Deborah Elkins//June 2, 2008

Criminal – Voluntariness Of Confession – Request For Lawyer

Deborah Elkins//June 2, 2008

A defendant who told police, “I am willing to talk, but can I have a lawyer in here or something?” did not unequivocally invoke his Fifth Amendment right to counsel, and the trial court did not err in refusing to suppress defendant’s confession to murder, the Court of Appeals holds.

The Supreme Court of Virginia has twice addressed very similar statements made in the context of a police interrogation, in Commonwealth v. Redmond, 264 Va. 321 (2002) and in Commonwealth v. Hilliard, 270 Va. 42 (2005). Both cases are instructive.

Here, the context of defendant’s request, “Can I get a lawyer in here or something?” is more similar to the circumstances of Redmond than Hilliard.
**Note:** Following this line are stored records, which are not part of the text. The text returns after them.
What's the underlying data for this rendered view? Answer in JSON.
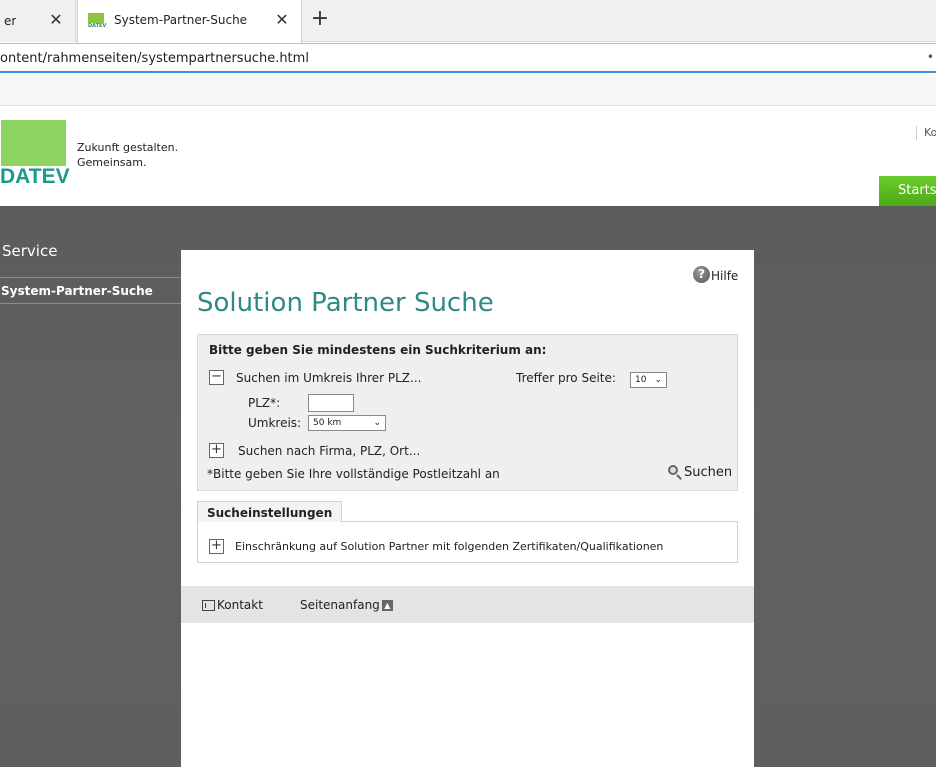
{
  "browser": {
    "tabs": [
      {
        "title": "er",
        "active": false
      },
      {
        "title": "System-Partner-Suche",
        "active": true,
        "favicon_text": "DATEV"
      }
    ],
    "new_tab_label": "+",
    "close_glyph": "✕",
    "url": "ontent/rahmenseiten/systempartnersuche.html",
    "url_overflow": "•"
  },
  "header": {
    "logo_text": "DATEV",
    "slogan_line1": "Zukunft gestalten.",
    "slogan_line2": "Gemeinsam.",
    "right_link": "Ko",
    "start_button": "Starts",
    "brand_green": "#8cd35f",
    "brand_teal": "#1a9a8a"
  },
  "sidebar": {
    "title": "Service",
    "items": [
      {
        "label": "System-Partner-Suche",
        "active": true
      }
    ]
  },
  "main": {
    "help_label": "Hilfe",
    "help_icon": "?",
    "title": "Solution Partner Suche",
    "search": {
      "heading": "Bitte geben Sie mindestens ein Suchkriterium an:",
      "radius_toggle": "−",
      "radius_label": "Suchen im Umkreis Ihrer PLZ...",
      "hits_label": "Treffer pro Seite:",
      "hits_value": "10",
      "plz_label": "PLZ*:",
      "plz_value": "",
      "umkreis_label": "Umkreis:",
      "umkreis_value": "50 km",
      "company_toggle": "+",
      "company_label": "Suchen nach Firma, PLZ, Ort...",
      "hint": "*Bitte geben Sie Ihre vollständige Postleitzahl an",
      "search_button": "Suchen"
    },
    "settings": {
      "tab_label": "Sucheinstellungen",
      "toggle": "+",
      "restriction_label": "Einschränkung auf Solution Partner mit folgenden Zertifikaten/Qualifikationen"
    },
    "footer": {
      "contact_label": "Kontakt",
      "top_label": "Seitenanfang",
      "top_icon": "▲"
    }
  }
}
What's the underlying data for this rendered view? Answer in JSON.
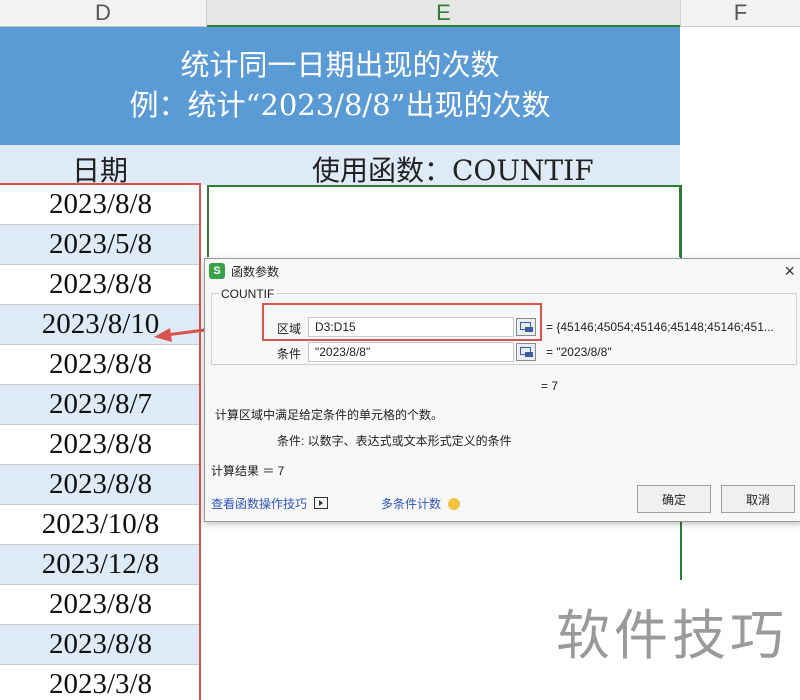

Like the suspect in Redmond, and unlike the suspect in Hilliard, defendant here made only one reference to an attorney and did so in the form of a question rather than in the form of a statement requesting an attorney. That reference, on its face, was not an unequivocal request for counsel. In its ruling, the trial court explained, “He is saying, can I get a lawyer? He is not saying, I want a lawyer …. He didn’t say that.” The video recording of the interview supports this finding. The statement’s context indicates that defendant did not make a clear and unequivocal request for an attorney. The tone of the interview, defendant’s demeanor at the time of the statement and the officer’s response to the statement all tend to show that a reasonable police officer would have understood the statements to be a request for information, not a request for counsel. When told he would have to wait in jail until an attorney arrived, defendant confessed and did not again mention an attorney. We see no reason to construe his statement as anything more than a request for a clarification of his rights. As such, it did not invoke his right to counsel.

Denial of motion to suppress affirmed.

West v. Commonwealth (Humphreys, J.) No. 0120-07-2, May 20, 2008; Chesterfield County Cir.Ct. (Shelton) Matthew T. Paulk for appellant; Rosemary V. Bourne, AAG, for appellee. VLW 008-7-245(UP), 5 pp.